Had he had what I suppose we should now call an in-person affair, or four or five, the evidence would have been harder to come by, as his partners -- assuming they consented to the involvement -- would have more of a stake in privacy and be less able to cast themselves as mere recipients of a freakish attention. And his wife -- Huma Abedin, a very substantial figure in her own right who is a class act by all accounts -- would likely have been less embarrassed. Probably far less so.

Ironically, it's the very weightlessness and insubstantiality of his dalliances, creepy though they seem, and their ADD nature, that makes them so toxic for him.

If they had real weight, if they had real heat, if they existed on something other than a screen he might have stopped to consider that actions generally have reactions, and thus potential consequences. At least he would have bothered to cover his tracks better.

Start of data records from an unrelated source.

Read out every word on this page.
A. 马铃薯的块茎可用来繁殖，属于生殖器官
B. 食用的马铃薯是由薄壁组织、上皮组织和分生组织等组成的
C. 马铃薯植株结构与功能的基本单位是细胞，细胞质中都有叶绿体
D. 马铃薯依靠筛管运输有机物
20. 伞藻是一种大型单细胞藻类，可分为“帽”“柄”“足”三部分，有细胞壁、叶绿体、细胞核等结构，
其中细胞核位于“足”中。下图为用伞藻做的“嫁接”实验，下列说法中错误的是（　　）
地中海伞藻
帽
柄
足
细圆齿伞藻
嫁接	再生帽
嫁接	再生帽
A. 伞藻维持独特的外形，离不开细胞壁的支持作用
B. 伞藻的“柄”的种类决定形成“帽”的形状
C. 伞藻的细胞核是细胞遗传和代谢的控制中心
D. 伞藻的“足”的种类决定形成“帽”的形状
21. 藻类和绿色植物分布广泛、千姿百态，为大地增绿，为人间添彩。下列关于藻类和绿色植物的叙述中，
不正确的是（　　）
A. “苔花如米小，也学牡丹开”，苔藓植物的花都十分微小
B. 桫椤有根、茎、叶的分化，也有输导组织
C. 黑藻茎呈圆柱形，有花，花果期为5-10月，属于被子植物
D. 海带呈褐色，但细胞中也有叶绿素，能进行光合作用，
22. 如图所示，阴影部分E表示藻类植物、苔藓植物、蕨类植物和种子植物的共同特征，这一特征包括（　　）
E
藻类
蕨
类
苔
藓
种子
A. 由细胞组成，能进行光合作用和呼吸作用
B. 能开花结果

Instead, he has left treasure troves of incriminating evidence, all of it digitized and ready to be transmitted around the world in an instant.

Weiner became a darling of the liberal cable news chat circuit, for all the good it's doing him now.

So, what of Weiner? I don't know him, pay scant attention to him on cable news, which I seldom watch, and have never before checked into his Twitterstream. I spend vastly more amounts of time thinking about another man named Weiner, who pronounces it Why-ner, i.e. Mad Men creator Matthew Weiner. (And, yes, it's too cheap and easy to say that the congressman's pronunciation of his name was a cry for this sort of attention.) Therefore, naturally, I am uniquely qualified to opine on the congressman's character.

Aside from knowing the obvious, that he is a thrill seeker, as many in this world are, I would say that it is hard to know the forces which drive a person's life, not infrequently even our own. Those who conform to social norms may smugly judge themselves worthy. Yet they may simply be driven to conform. Those who strike out boldly may simply be acting out. And so on.

We are, in one way or another, all frail vessels behind the curtains of our own private Oz. The only question is to what degree that is true.

Meanwhile, we all have yet another excuse to snigger about sex.